ROMA 2:1-29 “HUKUM TAURAT DAN SUNAT”
Pendahuluan
Surat Roma 2:1-29 menunjukkan bahwa Paulus menegur “manusia (ayat 1)”, yang dalam konteks ini, frasa “manusia” adalah orang-orang Yahudi Kristen (ayat 17). Masalah yang dihadapi oleh orang Yahudi adalah konsep mereka terhadap keselamatan yang dikaitkan dengan hukum Taurat dan Sunat. Bagi mereka keselamatan dalam Yesus juga tidak dapat dilepaskan dari Taurat dan Sunat.
Sebagaimana kita ketahui, orang Yahudi memiliki eksklusivitas/etnosentrisme terhadap kebudayaan mereka. Mereka melihat diri sebagai satu-satunya bangsa pilihan sehingga hal tersebut membuat mereka berpikir bahwa seluruh hal harusnya berpusat pada pemahaman mereka terhadap hal-hal agama dan kebudayaan mereka.
Ayat 1, Paulus menegur mereka karena eksklusivitas maka mereka menghakimi orang lain. Kata “menghakimi adalah “krino” yang bisa juga diartikan sebagai mengkritik (suka) – mencari kesalahan orang lain dengan melihat diri sebagai ukuran.

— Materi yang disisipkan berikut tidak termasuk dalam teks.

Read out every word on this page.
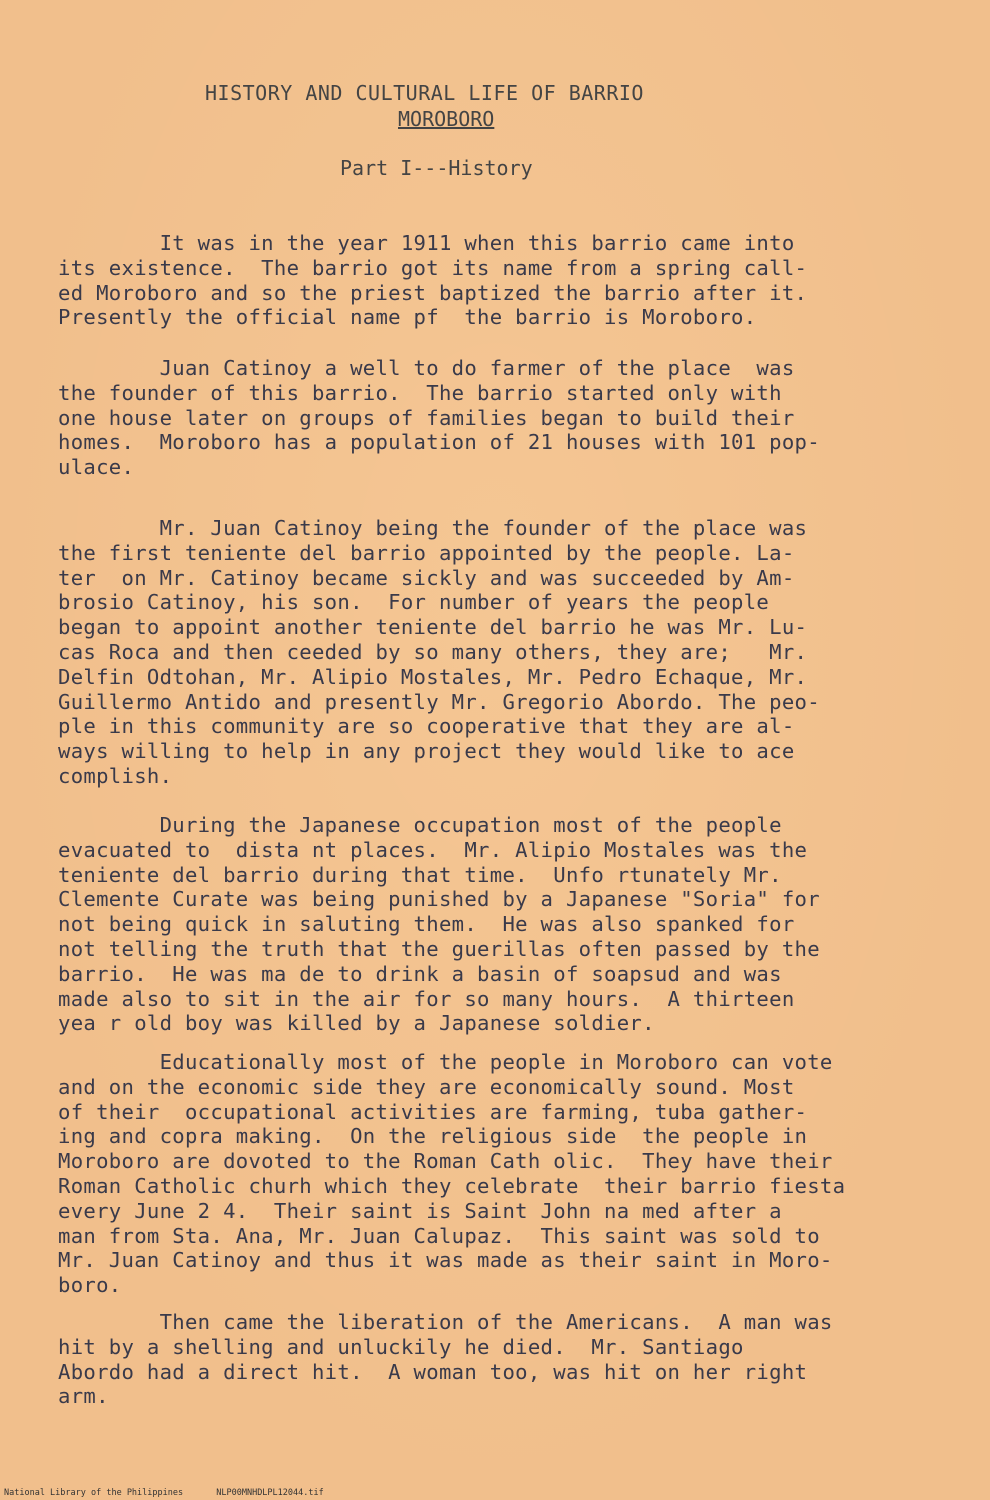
HISTORY AND CULTURAL LIFE OF BARRIO
MOROBORO
Part I---History
It was in the year 1911 when this barrio came into
its existence.  The barrio got its name from a spring call-
ed Moroboro and so the priest baptized the barrio after it.
Presently the official name pf  the barrio is Moroboro.
Juan Catinoy a well to do farmer of the place  was
the founder of this barrio.  The barrio started only with
one house later on groups of families began to build their
homes.  Moroboro has a population of 21 houses with 101 pop-
ulace.
Mr. Juan Catinoy being the founder of the place was
the first teniente del barrio appointed by the people. La-
ter  on Mr. Catinoy became sickly and was succeeded by Am-
brosio Catinoy, his son.  For number of years the people
began to appoint another teniente del barrio he was Mr. Lu-
cas Roca and then ceeded by so many others, they are;   Mr.
Delfin Odtohan, Mr. Alipio Mostales, Mr. Pedro Echaque, Mr.
Guillermo Antido and presently Mr. Gregorio Abordo. The peo-
ple in this community are so cooperative that they are al-
ways willing to help in any project they would like to ace
complish.
During the Japanese occupation most of the people
evacuated to  dista nt places.  Mr. Alipio Mostales was the
teniente del barrio during that time.  Unfo rtunately Mr.
Clemente Curate was being punished by a Japanese "Soria" for
not being quick in saluting them.  He was also spanked for
not telling the truth that the guerillas often passed by the
barrio.  He was ma de to drink a basin of soapsud and was
made also to sit in the air for so many hours.  A thirteen
yea r old boy was killed by a Japanese soldier.
Educationally most of the people in Moroboro can vote
and on the economic side they are economically sound. Most
of their  occupational activities are farming, tuba gather-
ing and copra making.  On the religious side  the people in
Moroboro are dovoted to the Roman Cath olic.  They have their
Roman Catholic churh which they celebrate  their barrio fiesta
every June 2 4.  Their saint is Saint John na med after a
man from Sta. Ana, Mr. Juan Calupaz.  This saint was sold to
Mr. Juan Catinoy and thus it was made as their saint in Moro-
boro.
Then came the liberation of the Americans.  A man was
hit by a shelling and unluckily he died.  Mr. Santiago
Abordo had a direct hit.  A woman too, was hit on her right
arm.
National Library of the Philippines	NLP00MNHDLPL12044.tif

Dalam pembahasan kita di roma 1, Paulus adalah rasul bagi non-Yahudi, dan dalam Roma 2, kita melihat bahwa Paulus hendak melepaskan pemahaman campuran dalam kaitan Taurat dan keselamatan serta aturan yang berkaitan dengan sunat yang dikenakan oleh orang-orang Yahudi Kristen kepada non-Yahudi Kristen. Dalam arti yang sederhana, keselamatan hanya dalam Yesus dan tidak ada kaitannya dengan Taurat dan Sunat. Paulus mengatakan, kritik mereka selalu pada Taurat dan Sunat, padahal mereka sendiri tidak dapat memahami dan melakukan esensi daripada apa yang mereka yakini.
ayat 2-11, Tindakan “manusia” yang mengkritik dalam konteks Roma 2 adalah keliru dan mereka merasa bahwa tindakan yang mereka lakukan itu adalah sebuah kebenaran, karena mungkin mereka melihat bahwa apa yang mereka lakukan tidak mendapat hukuman Allah.
Konsep pada ayat 4 tidak mereka miliki bahwa Allah yang berdiam terhadap dosa mereka adalah “kemurahan (khertotes – kebaikan hati – yang ploutos (berkelimpahan). Allah menunggu mereka bertobat. Pertobatan yang dimaksud disini adalah mengawali suatu kehidupan dari kebiasaan sebelumnya dengan moral yang baru.
ayat 6 nampak bahwa kemurahan hati tidak dapat dilepaskan dari keadilan Allah (bukan Allah kehilangan kesabaran – demi keadilan) – Yang jahat akan menerima hukuman dan yang tekun berbuat baik akan mendapatkan hidup kekal (Mereka yang mencari ketidakbinasaan melakukannya berdasarkan kasih karunia melalui iman).
Jadi Allah tidak melihat “bulu (prosopolempsia – tidak punya sifat memandang muka). Dengan demikian tidak ada etnosentrirme di hadapan Allah.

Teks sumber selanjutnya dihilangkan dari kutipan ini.